Bei dir darf man nicht vergessen, dass dieses Geheimnis in deiner Pubertaet gelueftet wurde. Eine Zeit mit vielen Auf und Abs, eine Zeit in der man versucht sich selbst zu finden, in der man sich schnell und haeufig aendert und in der Gefuehle oft als sehr stark empfunden werden. Du schreibst davon, dass du versucht hast dich "selbst zu analysieren", dass zeigt dir doch grosses Interesse an deiner eigenen Person, was natuerlich gut und wichtig ist. Anderseits loest dieses "analysieren" auch viele Intrepretationen aus und man wird schnell hin und her gerissen von eigenen Gefuehlen und Gedanken. Manchmal ist dies vielleicht zuviel des Guten, man pumpt sich dann mit all den Gedanken voll, hat sich schon tausende Warums selbst erklaert und kommt doch irgendwie immer zu einem anderem Ergebnis. Sowas kann belasten, obwohl man sich doch genau das Gegenteil davon erhofft.

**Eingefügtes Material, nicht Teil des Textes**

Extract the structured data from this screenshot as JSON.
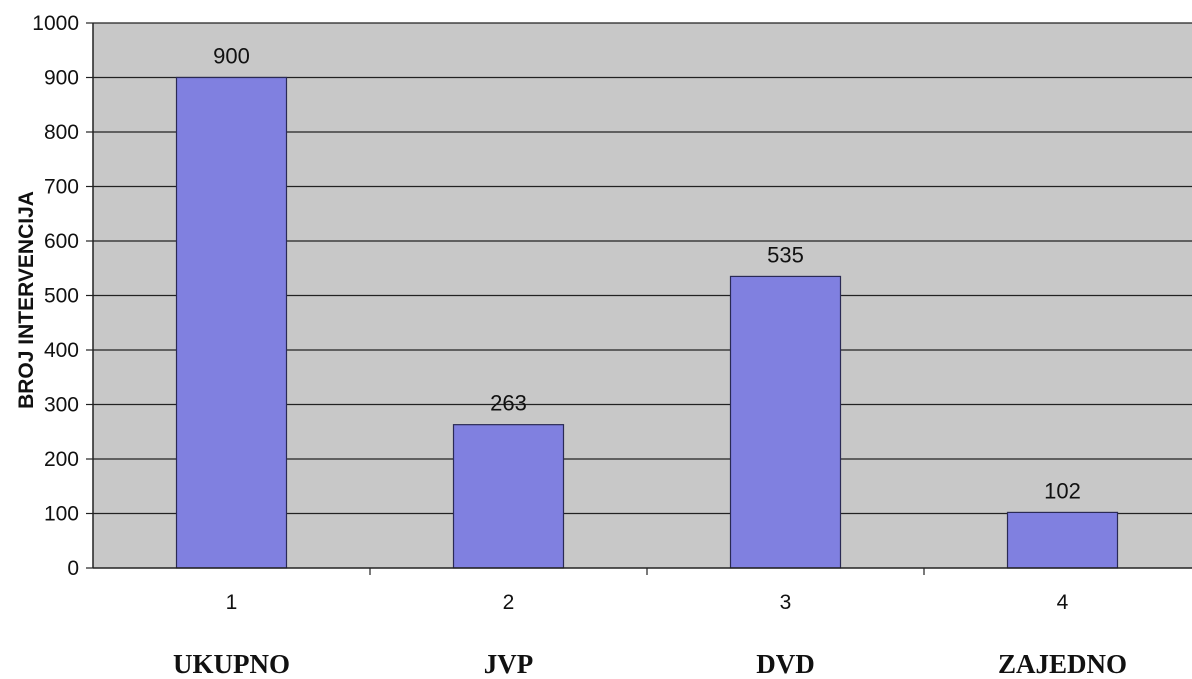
{
  "chart_data": {
    "type": "bar",
    "categories": [
      "1",
      "2",
      "3",
      "4"
    ],
    "category_names": [
      "UKUPNO",
      "JVP",
      "DVD",
      "ZAJEDNO"
    ],
    "values": [
      900,
      263,
      535,
      102
    ],
    "data_labels": [
      "900",
      "263",
      "535",
      "102"
    ],
    "ylabel": "BROJ INTERVENCIJA",
    "xlabel": "",
    "ylim": [
      0,
      1000
    ],
    "yticks": [
      "0",
      "100",
      "200",
      "300",
      "400",
      "500",
      "600",
      "700",
      "800",
      "900",
      "1000"
    ],
    "grid": true,
    "legend": "none",
    "colors": {
      "bar": "#8080e0",
      "bar_edge": "#2a2a55",
      "plot_bg": "#c8c8c8",
      "gridline": "#222222"
    }
  }
}
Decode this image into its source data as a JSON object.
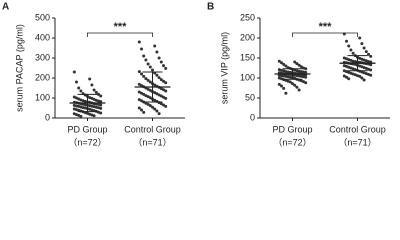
{
  "chart_data": [
    {
      "type": "dotplot",
      "panel": "A",
      "y_label": "serum PACAP (pg/ml)",
      "significance": "***",
      "categories": [
        "PD Group",
        "Control Group"
      ],
      "sublabels": [
        "（n=72）",
        "（n=71）"
      ],
      "ylim": [
        0,
        500
      ],
      "yticks": [
        0,
        100,
        200,
        300,
        400,
        500
      ],
      "color": "#333333",
      "values": [
        [
          230,
          195,
          180,
          165,
          150,
          140,
          135,
          128,
          122,
          118,
          115,
          110,
          108,
          105,
          102,
          100,
          98,
          95,
          93,
          90,
          88,
          86,
          85,
          83,
          82,
          80,
          79,
          78,
          77,
          75,
          74,
          72,
          71,
          70,
          69,
          68,
          66,
          65,
          64,
          63,
          62,
          60,
          59,
          58,
          57,
          55,
          54,
          52,
          51,
          50,
          48,
          47,
          45,
          44,
          42,
          40,
          39,
          37,
          35,
          33,
          31,
          29,
          27,
          25,
          23,
          21,
          19,
          17,
          15,
          13,
          11,
          8
        ],
        [
          380,
          360,
          345,
          330,
          310,
          300,
          290,
          280,
          270,
          262,
          255,
          248,
          240,
          232,
          225,
          220,
          214,
          208,
          202,
          197,
          192,
          188,
          184,
          180,
          176,
          172,
          168,
          165,
          162,
          159,
          156,
          153,
          150,
          147,
          144,
          141,
          138,
          135,
          132,
          130,
          127,
          124,
          121,
          118,
          115,
          112,
          110,
          107,
          104,
          101,
          98,
          95,
          92,
          89,
          86,
          83,
          80,
          77,
          74,
          71,
          68,
          65,
          62,
          58,
          54,
          50,
          45,
          40,
          35,
          28,
          22
        ]
      ],
      "means": [
        75,
        155
      ],
      "sds": [
        43,
        75
      ]
    },
    {
      "type": "dotplot",
      "panel": "B",
      "y_label": "serum VIP (pg/ml)",
      "significance": "***",
      "categories": [
        "PD Group",
        "Control Group"
      ],
      "sublabels": [
        "（n=72）",
        "（n=71）"
      ],
      "ylim": [
        0,
        250
      ],
      "yticks": [
        0,
        50,
        100,
        150,
        200,
        250
      ],
      "color": "#333333",
      "values": [
        [
          142,
          140,
          138,
          136,
          134,
          132,
          130,
          128,
          126,
          125,
          124,
          123,
          122,
          121,
          120,
          119,
          118,
          118,
          117,
          116,
          116,
          115,
          115,
          114,
          114,
          113,
          113,
          112,
          112,
          111,
          111,
          111,
          110,
          110,
          110,
          109,
          109,
          108,
          108,
          107,
          107,
          106,
          106,
          105,
          105,
          104,
          104,
          103,
          103,
          102,
          102,
          101,
          100,
          99,
          98,
          97,
          96,
          95,
          94,
          93,
          92,
          91,
          90,
          88,
          86,
          84,
          82,
          80,
          77,
          74,
          70,
          62
        ],
        [
          210,
          200,
          192,
          186,
          180,
          175,
          170,
          166,
          162,
          159,
          156,
          154,
          152,
          150,
          149,
          148,
          147,
          146,
          145,
          144,
          143,
          142,
          141,
          141,
          140,
          140,
          139,
          139,
          138,
          138,
          137,
          137,
          136,
          136,
          135,
          135,
          134,
          133,
          132,
          131,
          130,
          129,
          128,
          127,
          126,
          125,
          124,
          123,
          122,
          121,
          120,
          119,
          118,
          117,
          116,
          115,
          114,
          113,
          112,
          111,
          110,
          109,
          108,
          107,
          106,
          105,
          104,
          102,
          100,
          98,
          95
        ]
      ],
      "means": [
        110,
        137
      ],
      "sds": [
        13,
        19
      ]
    }
  ]
}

Was hinter deines selbstverletzendem Verhaltens steht, warum du an manchen Tagen in einer Art Depression verfaellst, oder du eine Art von Sexualitaet bevorzugst die nicht dem Durchschnitt entspricht (aber was bitte schoen ist durchschnittliche Sexualitaet) kann ich dir natuerlich nicht sagen. Es ist wohl nicht sehr weit hergeholt es auf die Geschichte deines Vaters zu schieben, kann aber auch durchaus ganz andere Gruende haben. Wenn du das Gefuehl hast, es bedrueckt dich so sehr und es schraenkt dich in deinem Leben ein (sprich du verletzt dich selbst etz) dann wird dir hier ein Psychologe helfen koennen. Manchen Menschen hilft es ungemein mit einer Vertrauensperson darueber zu sprechen, sich die Gedanken aufzuschreiben wie eine Art Tagebuch, sie in Kunst auszudruecken oder aehnliches. So kann man seine Gedanken durchaus versuchen zu verarbeiten und in den meisten Faellen klappt es auch, ich spreche da auch aus eigenen Erfahrungen. Hilft es dir aber nicht, wuerde ich dir, wie gesagt, raten dich an einen Therapeuten zu wenden. Mit ihm kannst du reden und herausfinden, wie du daran arbeiten kannst.
Schau mal hier rein:
http://www.therapie.de/psychotherapie/
Du kannst dich auch an deinem Hausarzt wenden, der dich dann gegebenden Falls ueberweist. Ansonsten rate ich dir, mit Jemanden darueber zu sprechen der dir nahe ist und dich eventuell auch verstehen kann.
Somit brauche ich deine Frage, ob du ein schlechter Mensch bist, nicht mehr zu beantworten, denn du bist nicht dein Vater, dein Vater ist nicht du.